A detective with perspective
SILVERTHORNE – Kevin Trimbath encourages any police officer who thinks his or her department is disorganized to visit Eastern Europe – that perspective of relative disorganization will quickly change.
Trimbath, a detective with the Silverthorne Police Department, spent three years doing police work for the United Nations. In 1998, he left Summit County for Bosnia to work as a trainer for the police academy there. After a short visit back home, Trimbath left again in 2000 for Pristina, Yugoslavia, known now to most Americans as Kosovo, where he worked as a security specialist.
To a large extent, the experience is shaping the way he approaches his work back at home.
“Over there, nobody stood up for victims,” Trimbath said. “So I take cases more personally now. I now realize I work for the victims.”
As part of the United Nations force, Trimbath worked with people from 47 different countries. He learned a great deal about culture. In Bosnia, for example, he said, new police recruits were accustomed to life under dictator, and now war criminal, Slobodan Milosevic, “where if they didn’t like you, you’re gone.”
In Kosovo, where Christian and Muslim factions were sorting out generations of conflict and recent genocide, Trimbath was responsible for helping former enemies to work together as security teams for war crimes trials and government officials.
Trimbath said that in both countries, he learned plenty of history first-hand. Although he had a U.N. job, he was responsible for finding his own housing and lived in apartments among the locals. In a couple of months, he said, neighbors laid bare for him the complexities of foreign conflicts that are only briefly explained on CNN.
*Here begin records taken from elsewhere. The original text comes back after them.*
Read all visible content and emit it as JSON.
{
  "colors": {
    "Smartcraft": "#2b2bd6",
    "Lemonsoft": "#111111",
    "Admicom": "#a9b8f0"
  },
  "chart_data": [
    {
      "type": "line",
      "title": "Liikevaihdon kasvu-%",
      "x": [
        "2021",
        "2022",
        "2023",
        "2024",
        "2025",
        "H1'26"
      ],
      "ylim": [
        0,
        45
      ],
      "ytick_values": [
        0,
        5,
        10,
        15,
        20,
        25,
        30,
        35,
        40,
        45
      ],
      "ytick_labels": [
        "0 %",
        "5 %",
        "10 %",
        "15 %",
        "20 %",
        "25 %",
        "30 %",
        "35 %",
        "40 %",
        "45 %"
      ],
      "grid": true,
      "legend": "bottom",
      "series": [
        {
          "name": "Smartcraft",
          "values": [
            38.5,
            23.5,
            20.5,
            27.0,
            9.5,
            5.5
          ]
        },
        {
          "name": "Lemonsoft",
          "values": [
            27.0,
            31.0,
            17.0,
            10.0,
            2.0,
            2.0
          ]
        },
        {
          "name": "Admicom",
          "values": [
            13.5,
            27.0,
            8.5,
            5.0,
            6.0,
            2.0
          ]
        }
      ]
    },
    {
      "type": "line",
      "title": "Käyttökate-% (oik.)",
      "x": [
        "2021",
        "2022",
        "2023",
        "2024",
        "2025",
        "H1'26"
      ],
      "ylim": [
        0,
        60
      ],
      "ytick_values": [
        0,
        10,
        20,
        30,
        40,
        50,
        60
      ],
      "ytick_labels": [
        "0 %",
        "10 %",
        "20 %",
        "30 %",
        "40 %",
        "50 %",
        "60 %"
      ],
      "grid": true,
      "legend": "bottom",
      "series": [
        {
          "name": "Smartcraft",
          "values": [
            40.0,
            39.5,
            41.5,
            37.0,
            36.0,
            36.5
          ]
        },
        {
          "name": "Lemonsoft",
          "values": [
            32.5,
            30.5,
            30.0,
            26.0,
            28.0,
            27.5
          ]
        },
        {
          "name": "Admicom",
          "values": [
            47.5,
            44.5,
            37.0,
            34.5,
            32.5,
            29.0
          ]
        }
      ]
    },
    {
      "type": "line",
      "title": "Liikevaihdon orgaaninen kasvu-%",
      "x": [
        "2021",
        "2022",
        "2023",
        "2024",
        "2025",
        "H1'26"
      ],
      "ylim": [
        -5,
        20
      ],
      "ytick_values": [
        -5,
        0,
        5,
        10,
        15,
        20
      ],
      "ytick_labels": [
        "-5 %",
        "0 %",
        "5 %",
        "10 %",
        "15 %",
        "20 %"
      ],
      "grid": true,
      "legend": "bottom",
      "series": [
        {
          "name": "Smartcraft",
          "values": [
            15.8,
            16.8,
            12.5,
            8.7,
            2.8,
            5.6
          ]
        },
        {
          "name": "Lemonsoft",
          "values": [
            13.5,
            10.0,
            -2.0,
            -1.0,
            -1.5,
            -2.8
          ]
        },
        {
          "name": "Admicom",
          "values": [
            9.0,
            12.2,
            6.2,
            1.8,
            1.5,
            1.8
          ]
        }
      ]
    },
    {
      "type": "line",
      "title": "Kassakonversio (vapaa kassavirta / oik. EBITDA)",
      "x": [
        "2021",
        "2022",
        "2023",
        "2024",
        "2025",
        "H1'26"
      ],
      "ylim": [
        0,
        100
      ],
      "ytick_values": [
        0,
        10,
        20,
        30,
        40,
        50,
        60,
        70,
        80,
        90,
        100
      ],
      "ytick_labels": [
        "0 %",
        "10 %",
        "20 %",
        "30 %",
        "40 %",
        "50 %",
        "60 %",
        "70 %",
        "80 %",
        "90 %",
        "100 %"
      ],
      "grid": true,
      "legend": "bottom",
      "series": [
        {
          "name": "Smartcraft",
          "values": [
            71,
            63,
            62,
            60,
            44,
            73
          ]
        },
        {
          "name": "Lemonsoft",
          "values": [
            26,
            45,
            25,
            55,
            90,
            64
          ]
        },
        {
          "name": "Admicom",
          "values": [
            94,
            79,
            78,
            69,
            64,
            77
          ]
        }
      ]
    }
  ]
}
Not surprisingly, the cultural view of police in his new situation was not a trusting one.
“They expect the police won’t do anything unless you pay them,” Trimbath said. “It’s a lot easier now dealing with different cultures (in Silverthorne). You know how to approach them because you know what they expect. And if you learn just one word in their language, they open up and begin to respect you.”
Trimbath got even more out of his international experience. Still hankering for travel upon his return in 2002, he left again, spending a month at an orphanage in India. He modestly described his work there as “getting some shoes for the children for the first time.”
Often left with no electricity at night in Eastern Europe, Trimbath found himself working on personal projects. By the time he returned, he finished a book on speed-writing, his own version of shorthand. He also invented a heated pen for writing in conditions that would normally freeze ink. Trimbath said he recently obtained a patent for the invention and will send the proceeds to his adopted Indian orphanage.
But lately, Trimbath admitted, his projects have been limited to some piano lessons and golf.
“Yeah, crime takes up most of my time now,” he said.